Online conference paints telepresence green

Saving the planet, as well as business travel costs?

Pushing telepresence as a way to cut the cost of corporate travel isn't working too well so the industry is looking to promote the video/audio technology as a way for businesses to embrace green principles, according to speakers at a recent telepresence conference.

Businesses don't believe in the potential savings or just don't adopt the technology as a substitute for corporate travel, according to speakers at a Wainhouse Research Point 9 forum set up for discussion of conferencing and collaboration.

A speaker from WWF (formerly the World Wildlife Fund) says the technology could encourage businesses to travel less, resulting in fewer airline flights and less carbon dioxide emitted into the atmosphere. With businesses interested in having a green image, this could prompt telepresence purchases, says Peter Lockley, head of transportation policy for the WWF in the UK.

Even so, Lockley also touted potential business gains by using telepresence, such as less wasted time during travel, the ability to hold meetings more frequently to move work along and getting products to market faster.

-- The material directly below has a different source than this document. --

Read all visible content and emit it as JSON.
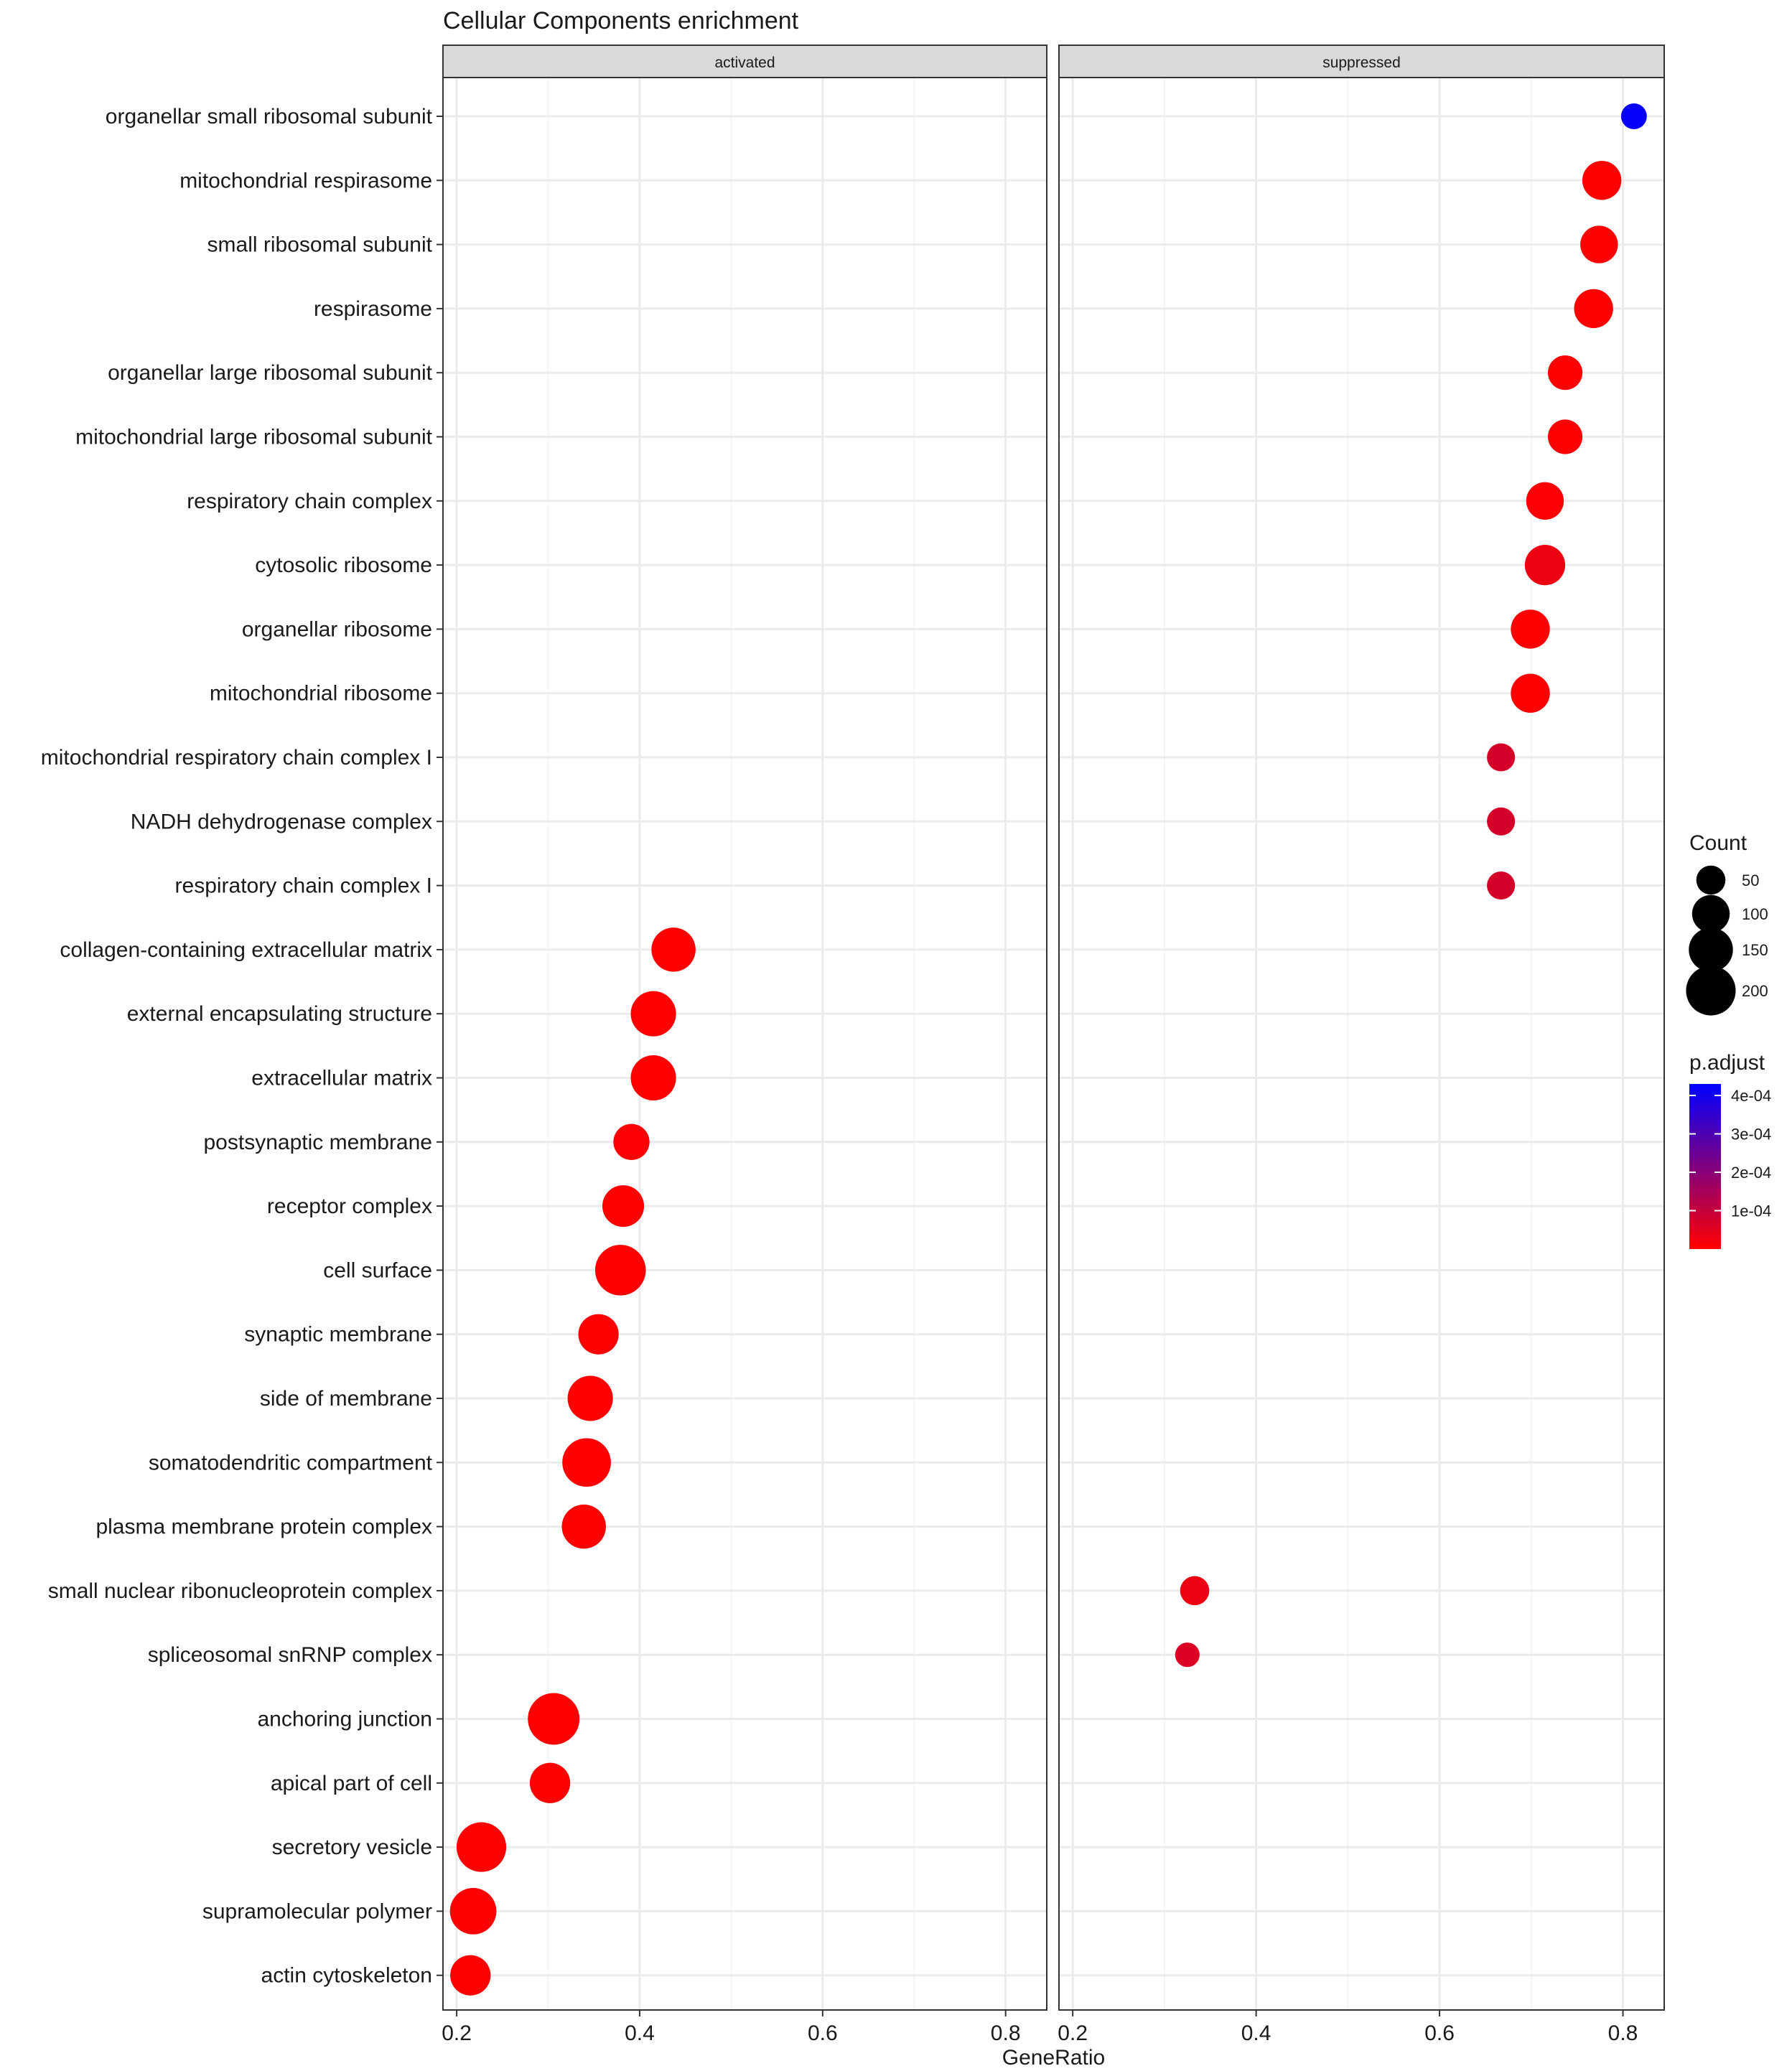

He said one pharmaceutical firm says it cut by three months the time it takes to bring new drugs to market by using conferencing rather than travel.

The Point 9 conference was held via Cisco TelePresence gear at six locations in the US and Europe. Had the 39 participants all met in London instead, their flights would have dumped 6,000 pounds of CO2 into the atmosphere, contributing to global warming, according to David Maldow, senior researcher for Wainhouse.

But Wainhouse managing partner Andrew Davis says that is a false savings because the planes participants would have taken flew anyway, so the C02 got dumped anyway. Over time, if enough people used telepresence, it would result in fewer flights and actual CO2 reductions.

BT Conferencing spoke about its videoconferencing service that supports Cisco gear and runs over BT's MPLS network. Low expectations about videoconferencing have made things tough for telepresence, says Scott Wilcoxen, senior conferencing and collaboration consultant for BT.

Getting telepresence used within organisations takes a lot of work with end users, he says, including email campaigns and information sessions, both live and via the web.

The help-desk service BT offers is key because users are easily frustrated if they can't get conferences going. For instance, the service offers remote call launching, so users can call in and ask a BT operator to turn on the conference if they are having trouble doing it themselves.